What are the results?
Covenant requested that internal reports and budget information be kept confidential, so we cannot discuss its outcomes or costs. Having seen what we've seen, we do not have strong confidence that Covenant House is making a strong impact above and beyond how its clients would do otherwise.
We don't have strong confidence that Covenant House is making a significant impact, beyond how its applicants would do otherwise.
We'd like to know more about:
- Outcomes data. Our outcomes data is very limited, particularly outside of the Skills Training programs.
- Wage distribution. What portion of Covenant graduates earn more than $10/hr? $15/hr?
- Training curriculum. We have a general overview, but we'd like to see the syllabus, formal layout, etc. to get a better sense of what clients are being trained to do and how they're being trained to do it.

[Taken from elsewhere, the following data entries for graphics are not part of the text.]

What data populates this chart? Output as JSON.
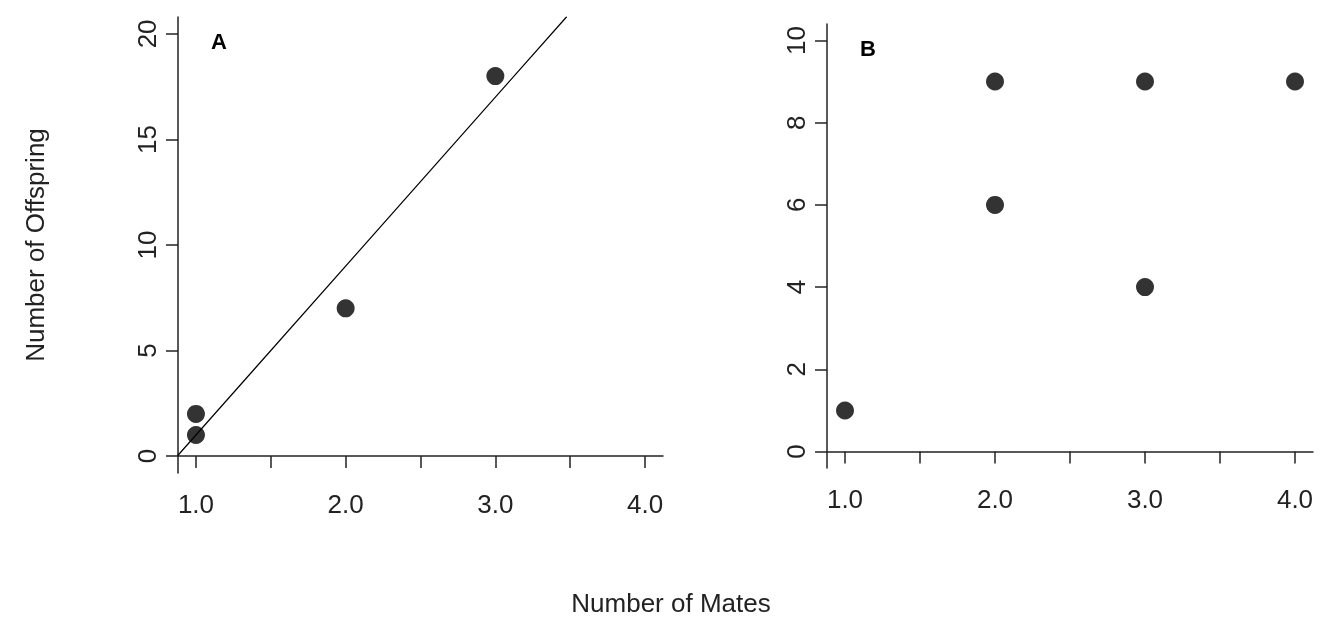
{
  "chart_data": [
    {
      "type": "scatter",
      "title": "A",
      "xlabel": "Number of Mates",
      "ylabel": "Number of Offspring",
      "xlim": [
        0.88,
        4.12
      ],
      "ylim": [
        -0.8,
        20.8
      ],
      "xticks": [
        {
          "value": 1,
          "label": "1.0"
        },
        {
          "value": 1.5,
          "label": null
        },
        {
          "value": 2,
          "label": "2.0"
        },
        {
          "value": 2.5,
          "label": null
        },
        {
          "value": 3,
          "label": "3.0"
        },
        {
          "value": 3.5,
          "label": null
        },
        {
          "value": 4,
          "label": "4.0"
        }
      ],
      "yticks": [
        0,
        5,
        10,
        15,
        20
      ],
      "grid": false,
      "marker": "circle",
      "series": [
        {
          "x": [
            1,
            1,
            2,
            3
          ],
          "values": [
            2,
            1,
            7,
            18
          ],
          "color": "#000000"
        },
        {
          "type": "line",
          "x": [
            0.88,
            3.475
          ],
          "values": [
            0.04,
            20.8
          ],
          "color": "#000000",
          "marker": "none",
          "line_style": "solid"
        }
      ]
    },
    {
      "type": "scatter",
      "title": "B",
      "xlim": [
        0.88,
        4.12
      ],
      "ylim": [
        -0.4,
        10.4
      ],
      "xticks": [
        {
          "value": 1,
          "label": "1.0"
        },
        {
          "value": 1.5,
          "label": null
        },
        {
          "value": 2,
          "label": "2.0"
        },
        {
          "value": 2.5,
          "label": null
        },
        {
          "value": 3,
          "label": "3.0"
        },
        {
          "value": 3.5,
          "label": null
        },
        {
          "value": 4,
          "label": "4.0"
        }
      ],
      "yticks": [
        0,
        2,
        4,
        6,
        8,
        10
      ],
      "grid": false,
      "marker": "circle",
      "series": [
        {
          "x": [
            1,
            2,
            2,
            3,
            3,
            4
          ],
          "values": [
            1,
            9,
            6,
            9,
            4,
            9
          ],
          "color": "#000000"
        }
      ]
    }
  ]
}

- Definitions. How does Covenant define "placement" and "retention"? Does it include part-time jobs?
A. Application and response
- Attachment A-1: Application - Round 1
- Attachment A-2: Response - Round 1
- Attachment A-3: Application - Round 2
- Attachment A-4: Response - Round 2
B. Program related attachments
- Covenant House requested that internal reports be kept confidential.
C. Organization related attachments
The attachments we were sent are available in hard copy only.
The audit we were sent is available in hard copy only. Form 990s are available from GuideStar.